On the way into the game, we ran into Mr. “If I Haven’t Ruined Your Team Yet, Press F5” himself, Thomas Rongen. He was wearing this fucking rad Bearbrick US Soccer t-shirt I have got to have, and took a photo with us. My pal Evan kept running into Heydude, and gave him scarves. The World Cup is all about running into people like that.
Then it was gametime, and after the game HEY LOOK THAT DOG HAS A PUFFY TAIL
We shared a compartment on the train on the way back to Frankfurt that night with a couple of guys from Tampa, one of whom now lives in Boston, and whose girlfriend lives across the street from us. We got back to Kirn around midnight, and spent the next day packing up and sleeping it off.
Saturday, we decided to do one more round of souvenir shopping in Köln, which turned out to be a great plan. Everything that wasn’t open the first time we were there was, and the streets were packed because it was the day of the Germany/Sweden game. We had an early dinner at a restaurant right at the foot of the town Fan Fest, and could follow the game by the crowd noise. It was here that we realized that Kirn/Barenbach had a very charming quality that can best be described as “lack of air horns and whistles.” Being able to go home every night to the darkness and relative silence of the countryside was quite nice. That night, our train back to Kirn was packed, so naturally a couple gutter punks with a Vaio decided to treat their fellow passsengers to Herb Alpert and the Tijuana Brass’s Whipped Cream and Other Delights. Seriously, it was hysterical–you just sat there thinking “is this someone’s ringtone? No, wait, it’s not stopping…hey, wait, that’s ‘Spanish Flea,’ what the hell?”
Sunday, the 25th, it was time to pack up and get the hell back to Boston. We flew via Montreal, on a very nice Air Canada 767, good seats, plenty of food, wouldn’t hesitate to take those guys again.
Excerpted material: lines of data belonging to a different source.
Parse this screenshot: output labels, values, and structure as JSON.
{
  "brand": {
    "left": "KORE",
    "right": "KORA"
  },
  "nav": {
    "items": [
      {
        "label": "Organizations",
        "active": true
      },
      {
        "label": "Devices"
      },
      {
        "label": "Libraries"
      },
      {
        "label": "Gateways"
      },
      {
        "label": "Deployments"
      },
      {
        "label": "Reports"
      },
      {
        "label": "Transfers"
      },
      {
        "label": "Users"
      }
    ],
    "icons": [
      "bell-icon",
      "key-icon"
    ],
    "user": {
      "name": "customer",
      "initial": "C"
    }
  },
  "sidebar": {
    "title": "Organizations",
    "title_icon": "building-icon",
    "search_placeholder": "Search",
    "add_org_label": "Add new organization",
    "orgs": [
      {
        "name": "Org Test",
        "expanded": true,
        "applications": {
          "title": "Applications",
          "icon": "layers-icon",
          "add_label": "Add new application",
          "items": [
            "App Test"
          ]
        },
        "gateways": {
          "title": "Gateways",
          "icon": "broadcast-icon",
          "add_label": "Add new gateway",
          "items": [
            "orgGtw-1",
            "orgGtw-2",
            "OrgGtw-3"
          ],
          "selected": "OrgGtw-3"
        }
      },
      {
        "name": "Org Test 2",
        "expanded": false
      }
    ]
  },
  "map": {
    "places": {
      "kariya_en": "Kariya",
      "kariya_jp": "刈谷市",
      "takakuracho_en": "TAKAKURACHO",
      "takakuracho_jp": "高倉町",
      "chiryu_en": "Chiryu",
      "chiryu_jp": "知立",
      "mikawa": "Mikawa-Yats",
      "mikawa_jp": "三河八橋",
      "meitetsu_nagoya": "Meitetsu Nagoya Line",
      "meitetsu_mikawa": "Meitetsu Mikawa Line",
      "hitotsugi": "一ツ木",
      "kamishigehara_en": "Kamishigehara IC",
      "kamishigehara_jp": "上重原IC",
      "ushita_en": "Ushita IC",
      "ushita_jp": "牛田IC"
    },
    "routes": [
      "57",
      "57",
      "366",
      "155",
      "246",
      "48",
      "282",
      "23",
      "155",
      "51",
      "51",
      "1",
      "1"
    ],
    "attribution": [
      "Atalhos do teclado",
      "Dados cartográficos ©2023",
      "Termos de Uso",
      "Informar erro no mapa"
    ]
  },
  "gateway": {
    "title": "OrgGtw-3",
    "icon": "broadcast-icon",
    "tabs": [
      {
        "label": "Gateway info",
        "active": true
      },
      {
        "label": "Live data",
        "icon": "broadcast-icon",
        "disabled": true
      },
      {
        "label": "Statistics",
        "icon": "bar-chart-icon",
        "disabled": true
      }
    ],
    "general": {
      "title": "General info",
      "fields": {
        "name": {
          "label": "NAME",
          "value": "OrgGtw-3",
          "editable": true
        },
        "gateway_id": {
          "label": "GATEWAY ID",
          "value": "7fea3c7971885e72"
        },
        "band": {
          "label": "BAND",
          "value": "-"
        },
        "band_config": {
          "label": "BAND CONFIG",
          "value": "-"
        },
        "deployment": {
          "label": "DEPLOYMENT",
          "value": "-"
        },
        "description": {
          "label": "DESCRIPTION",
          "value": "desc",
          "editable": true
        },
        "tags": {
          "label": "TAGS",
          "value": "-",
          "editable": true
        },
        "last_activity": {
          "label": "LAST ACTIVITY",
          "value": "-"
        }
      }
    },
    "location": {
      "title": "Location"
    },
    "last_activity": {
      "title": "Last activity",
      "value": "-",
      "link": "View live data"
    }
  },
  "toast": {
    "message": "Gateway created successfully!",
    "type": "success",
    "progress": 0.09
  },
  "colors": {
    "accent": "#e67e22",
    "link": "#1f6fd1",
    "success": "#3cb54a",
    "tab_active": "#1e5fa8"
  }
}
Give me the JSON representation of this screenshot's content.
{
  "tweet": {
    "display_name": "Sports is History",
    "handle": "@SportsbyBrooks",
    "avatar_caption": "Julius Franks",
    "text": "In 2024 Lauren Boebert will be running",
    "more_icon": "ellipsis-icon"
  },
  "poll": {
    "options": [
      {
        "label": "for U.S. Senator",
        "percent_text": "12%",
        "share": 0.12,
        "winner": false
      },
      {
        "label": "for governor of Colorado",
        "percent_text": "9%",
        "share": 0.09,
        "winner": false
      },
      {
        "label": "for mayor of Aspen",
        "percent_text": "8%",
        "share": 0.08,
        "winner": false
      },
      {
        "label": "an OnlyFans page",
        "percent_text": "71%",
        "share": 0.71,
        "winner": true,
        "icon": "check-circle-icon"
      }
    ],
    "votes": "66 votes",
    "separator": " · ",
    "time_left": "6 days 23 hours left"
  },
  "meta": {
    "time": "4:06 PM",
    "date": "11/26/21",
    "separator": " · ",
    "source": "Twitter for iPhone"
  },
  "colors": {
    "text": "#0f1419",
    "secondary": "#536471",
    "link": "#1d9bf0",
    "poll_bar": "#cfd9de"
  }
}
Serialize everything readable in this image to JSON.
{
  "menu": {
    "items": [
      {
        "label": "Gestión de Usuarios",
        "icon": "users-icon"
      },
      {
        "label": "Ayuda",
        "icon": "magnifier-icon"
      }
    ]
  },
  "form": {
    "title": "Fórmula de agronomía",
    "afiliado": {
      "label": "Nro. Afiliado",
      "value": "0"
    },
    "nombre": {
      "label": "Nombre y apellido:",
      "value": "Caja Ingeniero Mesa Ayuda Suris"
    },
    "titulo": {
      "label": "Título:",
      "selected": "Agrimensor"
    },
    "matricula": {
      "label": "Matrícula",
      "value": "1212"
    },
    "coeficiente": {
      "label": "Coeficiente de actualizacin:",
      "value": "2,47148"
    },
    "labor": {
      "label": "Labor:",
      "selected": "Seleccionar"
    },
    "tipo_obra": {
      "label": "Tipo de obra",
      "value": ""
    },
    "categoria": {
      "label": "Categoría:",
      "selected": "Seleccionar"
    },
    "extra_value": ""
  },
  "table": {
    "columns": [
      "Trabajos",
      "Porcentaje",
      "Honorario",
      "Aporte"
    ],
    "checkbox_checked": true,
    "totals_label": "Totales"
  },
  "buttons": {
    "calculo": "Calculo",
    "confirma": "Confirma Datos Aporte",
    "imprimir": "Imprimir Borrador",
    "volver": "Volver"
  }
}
However, having to go through both Canadian and US Customs and recheck our bags in Montreal was kind of a drag; had our flight to Boston not been delayed, we probably would have missed it. At least we knew our bags had the time to make the connection. We got stuck in the airport in Montreal for three hours thanks to weather on the east coast fucking up all the air traffic, but at least we rated better than the guys going to Newark, whose plane was so delayed they had to find another one to use, plus, well, they were going to Newark. We got back to Boston around 11, got dinner, and got home just about midnight, too wiped to do much besides feed the cat and the fish before going straight to bed.
So that was my World Cup trip. Damn right I’m headed to South Africa in 2010. This trip has Mike and I thinking that if Ireland (his dad’s a dual citizen) qualify for Euro 2008, we just might go. In the meantime, it’s back to the Revs and back to watching how our boys tune up over the next four years, because we want to be in that number when the Yanks go marching in.